We called him over, explained our situation. He looked a little shell shocked at being accosted in such a fashion but he nodded and when he did speak a very strong Italian accent came out.

“Waita minute, I-a think I-a have-a some-a-thing-a” (That was Italian, could you tell?)

He toddled off to his van and he returned, surrounded by bright light and a chorus of angels with the part we needed in his hand.

“Bloody hell” The shower tray fitter said, “You two need to buy a lottery ticket.”

And that is the story of how my dad sent me an Italian plumber.

Until next time



Quick Makes: Headboard Schmedboard

Since we are still putting in the new bathroom (who’d have thought it would take so long?) I thought I’d show you today how I made my new headboard.

I have to say, apart from the green wall that I cannot stop staring at, this might be my favourite part of the bedroom.

As with lots of the things I make, I saw it on Instagram, it was a video and it made it look soo easy – which actually it was.




  • timber for the slats of the headboard
  • timber legs
  • heavy-duty wood screws
  • drill
  • wood stain

Total cost: £42       Total time: 3 hours (ish)

I started by taking a trip to the timber merchant which is much cheaper than your average DIY store.

You will need some long lengths of pine wood, I could tell you the width of them, but it would involve me going upstairs and measuring it as any helpful blogger would – unfortunately, you’re reading my blog so I’ll give you a rough estimate of about 10 – 15cm.

It’s really up to you though dependent on how wide you want your slats to be and how high you want your headboard. I used about 5 pieces of wood for the whole height of it.


As we were having a double bed, the headboard needed to be 137cm minimum, however I asked the lovely fellas at the timber merchant to cut it for me to 143cm to give myself some room on either side. Since I’ve only used a saw once in my life, with great difficulty,  if I’d have cut it myself fixing the headboard together would have been more akin to a game of extreme Jenga, in which I would most likely lose having been knocked out by a large piece of timber.

Once I got the wood home I decided to distress it a little so it didn’t look to shiny new – but this step is up to you. Upon the advice of my clever stepdad I bashed it up with a hammer. You can also drag a chain a long the wood to scratch it for extra rustic-ness or just be fairly ruthless with the hammer. You’ll want to make sure your neighbours are out for this step.

Next, stain your wood.

It took me dayyyysss to find the perfect wood stain (may I tell you, that my laptop keeps trying to autocorrect wood stain to woodsman – as if I frequently write about a woodsman…he’s not even a central character in my Little Red Riding Hood fan fiction).

I quickly realised there is no such thing as the perfect wood stain, because they all look the same on the tin, but I did feel as long as it was suitable for interior use it would be ok.

In the end I went for a colour called “jacobean oak”. I was a little disappointed when I sampled it on a small piece of wood. Even when I put a couple of coats on, it was still coming out like a pale shiny varnished pine colour. Luckily my other half just shook the tin for me and it was a much better colour then. Clever, eh?
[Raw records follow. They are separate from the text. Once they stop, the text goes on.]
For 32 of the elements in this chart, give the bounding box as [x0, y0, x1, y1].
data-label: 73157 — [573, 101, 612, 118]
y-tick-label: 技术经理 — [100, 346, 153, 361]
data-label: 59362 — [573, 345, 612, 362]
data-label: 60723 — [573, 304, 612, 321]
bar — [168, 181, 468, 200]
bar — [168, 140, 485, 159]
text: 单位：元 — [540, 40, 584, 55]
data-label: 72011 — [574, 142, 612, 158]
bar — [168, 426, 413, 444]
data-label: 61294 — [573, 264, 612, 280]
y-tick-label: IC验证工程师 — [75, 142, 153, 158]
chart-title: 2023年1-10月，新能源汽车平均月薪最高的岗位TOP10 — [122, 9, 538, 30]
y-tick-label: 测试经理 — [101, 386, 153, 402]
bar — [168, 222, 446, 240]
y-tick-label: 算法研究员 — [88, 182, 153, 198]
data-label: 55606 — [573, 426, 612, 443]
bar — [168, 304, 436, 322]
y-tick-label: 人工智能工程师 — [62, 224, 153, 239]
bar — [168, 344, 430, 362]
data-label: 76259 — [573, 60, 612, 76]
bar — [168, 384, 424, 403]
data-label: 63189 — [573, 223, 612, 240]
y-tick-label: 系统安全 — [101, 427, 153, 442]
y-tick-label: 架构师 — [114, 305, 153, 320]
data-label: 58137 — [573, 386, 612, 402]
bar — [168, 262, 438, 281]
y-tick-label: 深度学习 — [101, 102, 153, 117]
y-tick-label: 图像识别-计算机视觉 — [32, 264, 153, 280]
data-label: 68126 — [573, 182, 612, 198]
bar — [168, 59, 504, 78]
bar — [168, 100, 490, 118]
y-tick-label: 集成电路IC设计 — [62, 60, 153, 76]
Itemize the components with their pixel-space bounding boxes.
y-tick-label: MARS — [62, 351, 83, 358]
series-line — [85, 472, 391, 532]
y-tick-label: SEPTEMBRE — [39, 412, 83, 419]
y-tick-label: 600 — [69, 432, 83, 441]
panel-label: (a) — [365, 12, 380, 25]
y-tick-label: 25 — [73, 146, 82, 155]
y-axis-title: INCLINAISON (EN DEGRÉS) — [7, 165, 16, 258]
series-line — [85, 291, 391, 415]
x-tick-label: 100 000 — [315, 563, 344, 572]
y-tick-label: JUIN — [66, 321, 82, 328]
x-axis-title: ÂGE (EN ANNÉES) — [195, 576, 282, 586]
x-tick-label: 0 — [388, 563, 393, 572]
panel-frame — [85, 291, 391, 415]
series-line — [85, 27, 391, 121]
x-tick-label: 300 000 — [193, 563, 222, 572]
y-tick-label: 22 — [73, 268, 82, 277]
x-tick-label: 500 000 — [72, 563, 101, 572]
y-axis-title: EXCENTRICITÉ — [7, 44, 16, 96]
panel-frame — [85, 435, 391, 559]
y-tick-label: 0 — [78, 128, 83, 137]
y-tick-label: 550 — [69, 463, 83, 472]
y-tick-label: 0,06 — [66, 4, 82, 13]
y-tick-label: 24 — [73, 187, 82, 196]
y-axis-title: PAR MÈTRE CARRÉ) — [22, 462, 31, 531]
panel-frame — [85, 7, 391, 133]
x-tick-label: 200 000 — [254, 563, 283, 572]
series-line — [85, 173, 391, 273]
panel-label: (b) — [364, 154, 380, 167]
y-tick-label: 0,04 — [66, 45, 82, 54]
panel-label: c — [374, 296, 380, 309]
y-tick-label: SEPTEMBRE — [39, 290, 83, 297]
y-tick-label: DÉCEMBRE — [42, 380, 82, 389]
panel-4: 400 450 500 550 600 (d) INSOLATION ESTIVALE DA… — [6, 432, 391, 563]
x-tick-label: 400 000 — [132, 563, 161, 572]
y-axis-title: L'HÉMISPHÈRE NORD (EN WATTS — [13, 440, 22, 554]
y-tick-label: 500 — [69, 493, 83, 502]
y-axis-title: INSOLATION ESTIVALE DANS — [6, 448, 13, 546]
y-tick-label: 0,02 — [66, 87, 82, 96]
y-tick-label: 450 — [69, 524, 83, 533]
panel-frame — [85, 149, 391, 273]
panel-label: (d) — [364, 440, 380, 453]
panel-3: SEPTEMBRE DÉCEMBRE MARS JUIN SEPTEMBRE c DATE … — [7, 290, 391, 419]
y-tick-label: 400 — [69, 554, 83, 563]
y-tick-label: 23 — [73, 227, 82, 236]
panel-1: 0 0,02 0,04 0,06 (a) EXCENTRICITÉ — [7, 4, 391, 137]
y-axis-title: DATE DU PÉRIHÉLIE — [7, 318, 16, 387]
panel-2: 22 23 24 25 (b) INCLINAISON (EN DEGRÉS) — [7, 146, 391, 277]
Don’t forget this step.

I sloshed on the wood stain and let it dry. Then it was time to put the headboard together.

You’ll need two strong lengths of timber to make the legs (4 x 2) so that it doesn’t wobble over. This part was the easiest part because I didn’t do any of it. So you’ll need a helper who you can tell to assemble the headboard whilst you make a cup of tea and put your feet up.

But if you are insistent on doing it yourself – you’ll need to measure exactly each piece of wood in from the outside (I think we went 13cm in and 7cm up) because this is where you’ll attach your legs to the headboard. For good measure we screwed a diagonal piece of the 4 x 2 to the back of the board for extra stability.
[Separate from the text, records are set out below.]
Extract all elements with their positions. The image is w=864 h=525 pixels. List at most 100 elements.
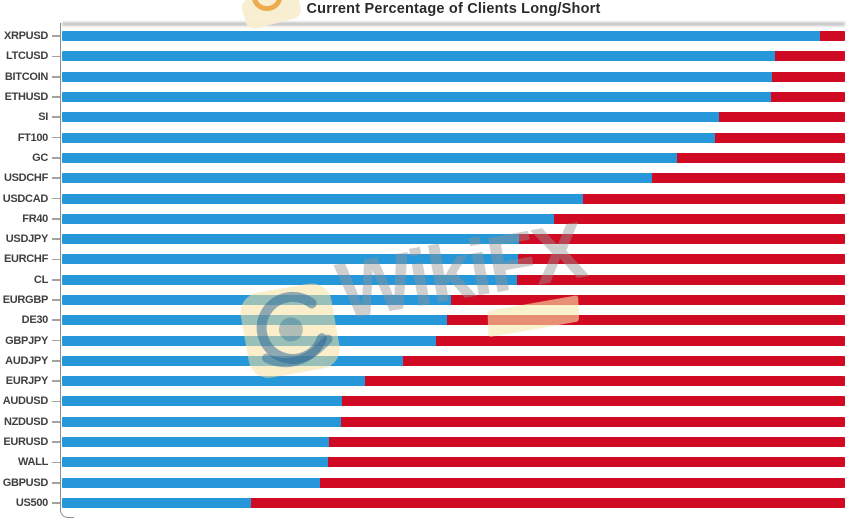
- bar-track: [62, 376, 845, 387]
- bar-row: XRPUSD: [0, 26, 845, 46]
- long-bar-segment: [62, 315, 448, 326]
- short-bar-segment: [770, 92, 845, 103]
- short-bar-segment: [320, 477, 845, 488]
- bar-track: [62, 396, 845, 407]
- bar-track: [62, 213, 845, 224]
- category-label: FR40: [22, 212, 48, 225]
- axis-tick: [48, 197, 62, 200]
- axis-tick: [48, 299, 62, 301]
- axis-tick: [48, 339, 62, 342]
- bar-row: AUDUSD: [0, 391, 845, 411]
- long-bar-segment: [62, 457, 329, 468]
- category-label: US500: [15, 496, 48, 509]
- bar-row: USDJPY: [0, 229, 845, 249]
- long-bar-segment: [62, 213, 554, 224]
- bar-track: [62, 416, 845, 427]
- short-bar-segment: [715, 132, 845, 143]
- short-bar-segment: [553, 213, 845, 224]
- short-bar-segment: [718, 112, 845, 123]
- bar-row: BITCOIN: [0, 67, 845, 87]
- tick-line: [52, 55, 60, 58]
- bar-row: FR40: [0, 209, 845, 229]
- tick-line: [52, 116, 60, 119]
- axis-tick: [48, 360, 62, 362]
- category-label: SI: [38, 111, 48, 124]
- long-bar-segment: [62, 92, 771, 103]
- axis-tick: [48, 278, 62, 281]
- tick-line: [52, 339, 60, 342]
- category-label: EURUSD: [3, 436, 48, 449]
- bar-row: US500: [0, 493, 845, 513]
- bar-row: AUDJPY: [0, 351, 845, 371]
- bar-row: USDCHF: [0, 168, 845, 188]
- long-bar-segment: [62, 355, 403, 366]
- tick-line: [52, 35, 60, 37]
- tick-line: [52, 278, 60, 281]
- axis-tick: [48, 116, 62, 119]
- bar-track: [62, 92, 845, 103]
- bar-track: [62, 31, 845, 42]
- axis-tick: [48, 217, 62, 220]
- long-bar-segment: [62, 193, 584, 204]
- bar-track: [62, 355, 845, 366]
- long-bar-segment: [62, 31, 820, 42]
- bar-track: [62, 295, 845, 305]
- bar-track: [62, 477, 845, 488]
- category-label: USDCAD: [2, 192, 49, 205]
- short-bar-segment: [447, 315, 845, 326]
- tick-line: [52, 420, 60, 423]
- bar-row: WALL: [0, 452, 845, 472]
- category-label: EURGBP: [2, 294, 49, 306]
- axis-tick: [48, 35, 62, 37]
- category-label: WALL: [18, 456, 48, 469]
- bar-row: ETHUSD: [0, 87, 845, 107]
- bar-track: [62, 497, 845, 508]
- long-bar-segment: [62, 173, 652, 184]
- chart-title: Current Percentage of Clients Long/Short: [306, 1, 601, 17]
- long-bar-segment: [62, 234, 520, 245]
- short-bar-segment: [329, 437, 845, 448]
- tick-line: [52, 461, 60, 464]
- bar-row: GBPUSD: [0, 473, 845, 493]
- tick-line: [52, 400, 60, 403]
- tick-line: [52, 299, 60, 301]
- tick-line: [52, 96, 60, 98]
- category-label: CL: [33, 273, 48, 286]
- axis-tick: [48, 177, 62, 180]
- axis-tick: [48, 136, 62, 139]
- short-bar-segment: [516, 274, 845, 285]
- axis-tick: [48, 461, 62, 464]
- bar-track: [62, 71, 845, 82]
- bar-row: LTCUSD: [0, 46, 845, 66]
- tick-line: [52, 177, 60, 180]
- short-bar-segment: [676, 152, 845, 163]
- bar-row: GC: [0, 148, 845, 168]
- long-bar-segment: [62, 112, 719, 123]
- category-label: AUDUSD: [2, 395, 49, 408]
- bar-row: SI: [0, 107, 845, 127]
- bar-row: EURGBP: [0, 290, 845, 310]
- long-bar-segment: [62, 295, 452, 305]
- y-axis-spine: [60, 23, 74, 518]
- long-bar-segment: [62, 152, 677, 163]
- bar-row: DE30: [0, 310, 845, 330]
- long-bar-segment: [62, 497, 252, 508]
- bar-row: FT100: [0, 127, 845, 147]
- tick-line: [52, 481, 60, 484]
- long-bar-segment: [62, 416, 341, 427]
- short-bar-segment: [519, 234, 845, 245]
- tick-line: [52, 217, 60, 220]
- tick-line: [52, 157, 60, 159]
- axis-tick: [48, 380, 62, 383]
- axis-tick: [48, 96, 62, 98]
- bar-track: [62, 152, 845, 163]
- bar-track: [62, 335, 845, 346]
- category-label: ETHUSD: [4, 91, 49, 104]
- category-label: EURCHF: [3, 253, 48, 266]
- category-label: NZDUSD: [3, 415, 48, 428]
- bar-track: [62, 193, 845, 204]
- bar-track: [62, 457, 845, 468]
- short-bar-segment: [328, 457, 845, 468]
- short-bar-segment: [451, 295, 845, 305]
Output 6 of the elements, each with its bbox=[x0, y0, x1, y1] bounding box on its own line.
Lastly it was time to put some lights on. You don’t have to do this step but if you want to, the original instagram post had holes drilled and lights put though, however, I got these from Clas Ohlsen, so I just had to screw the brackets to the headboard and hang the lights on it.

All in all, it was a relatively easy and cheap project which ends in a super sturdy and fantastically handmade headboard.